Aldus gedaan te Arnhem op 3 januari 2006 door mrs Monsma, voorzitter, Matthijssen en Nieuwenhuizen, raadsheren. De beslissing is op dezelfde datum in het openbaar uitgesproken in tegenwoordigheid van mr Dekker als griffier.

(S.R.M. Dekker) (J.A. Monsma)

Afschriften zijn aangetekend per post verzonden op

Tegen deze uitspraak kunnen beide partijen binnen zes weken na de verzenddatum beroep in cassatie instellen bij de Hoge Raad der Nederlanden (belastingkamer), Postbus 20303, 2500 EH Den Haag. Daarbij moet het volgende in acht worden genomen:

1 - bij het beroepschrift wordt een afschrift van deze uitspraak overgelegd.

2 - het beroepschrift moet ondertekend zijn en ten minste het volgende vermelden:

a. de naam en het adres van de indiener;

b. de dagtekening;

c. een omschrijving van de uitspraak waartegen het beroep in cassatie is gericht;

d. de gronden van het beroep in cassatie.

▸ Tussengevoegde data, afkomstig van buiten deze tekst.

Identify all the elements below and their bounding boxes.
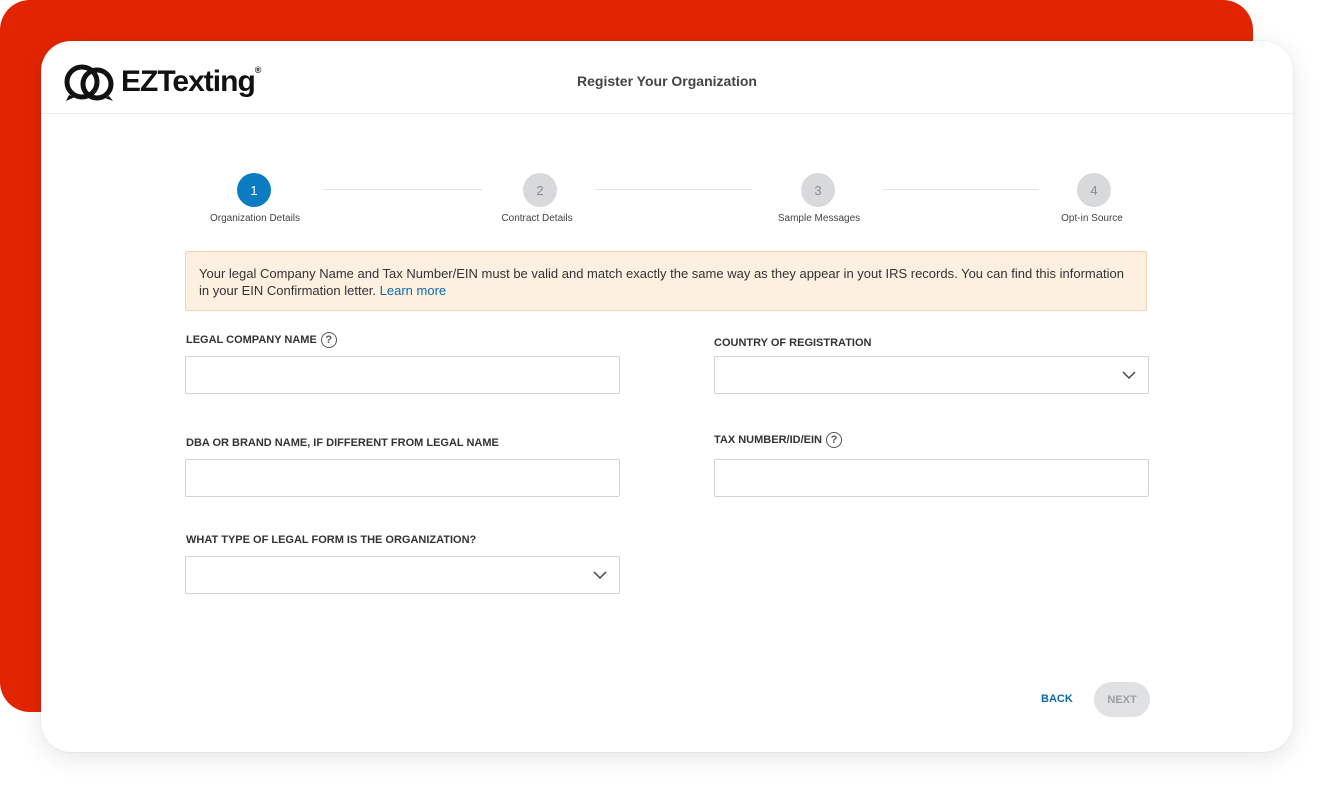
back-button[interactable]: BACK — [1037, 691, 1077, 707]
page-title: Register Your Organization — [577, 73, 757, 89]
step-4-circle[interactable]: 4 — [1077, 173, 1111, 207]
country-label: COUNTRY OF REGISTRATION — [714, 337, 871, 349]
step-connector — [883, 189, 1039, 190]
chevron-down-icon — [1122, 371, 1136, 380]
country-label-text: COUNTRY OF REGISTRATION — [714, 337, 872, 349]
notice-text: Your legal Company Name and Tax Number/E… — [199, 266, 1124, 298]
legal-company-name-label-text: LEGAL COMPANY NAME — [186, 334, 317, 346]
registration-card: EZTexting ® Register Your Organization 1… — [41, 41, 1293, 752]
header: EZTexting ® Register Your Organization — [41, 41, 1293, 114]
legal-company-name-label: LEGAL COMPANY NAME ? — [186, 332, 337, 348]
question-circle-icon[interactable]: ? — [825, 432, 842, 448]
next-button[interactable]: NEXT — [1094, 682, 1150, 717]
step-3-label: Sample Messages — [777, 213, 861, 224]
step-connector — [596, 189, 752, 190]
country-select[interactable] — [714, 356, 1149, 394]
learn-more-link[interactable]: Learn more — [380, 283, 446, 298]
question-circle-icon[interactable]: ? — [320, 332, 337, 348]
step-2-circle[interactable]: 2 — [523, 173, 557, 207]
step-connector — [324, 189, 482, 190]
step-1-circle[interactable]: 1 — [237, 173, 271, 207]
ein-notice: Your legal Company Name and Tax Number/E… — [185, 251, 1147, 311]
legal-form-select[interactable] — [185, 556, 620, 594]
step-4-label: Opt-in Source — [1061, 213, 1123, 224]
legal-form-label-text: WHAT TYPE OF LEGAL FORM IS THE ORGANIZAT… — [186, 534, 477, 546]
legal-form-label: WHAT TYPE OF LEGAL FORM IS THE ORGANIZAT… — [186, 534, 476, 546]
step-3-circle[interactable]: 3 — [801, 173, 835, 207]
legal-company-name-input[interactable] — [185, 356, 620, 394]
step-1-label: Organization Details — [209, 213, 301, 224]
tax-number-label: TAX NUMBER/ID/EIN ? — [714, 432, 842, 448]
dba-label: DBA OR BRAND NAME, IF DIFFERENT FROM LEG… — [186, 437, 499, 449]
dba-input[interactable] — [185, 459, 620, 497]
step-2-label: Contract Details — [501, 213, 573, 224]
dba-label-text: DBA OR BRAND NAME, IF DIFFERENT FROM LEG… — [186, 437, 499, 449]
chevron-down-icon — [593, 571, 607, 580]
tax-number-input[interactable] — [714, 459, 1149, 497]
tax-number-label-text: TAX NUMBER/ID/EIN — [714, 434, 822, 446]
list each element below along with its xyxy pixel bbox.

Voor het instellen van beroep in cassatie is griffierecht verschuldigd. Na het instellen van beroep in cassatie ontvangt de indiener een nota griffierecht van de griffier van de Hoge Raad.

In het cassatieberoepschrift kan de Hoge Raad verzocht worden om de wederpartij te veroordelen in de proceskosten.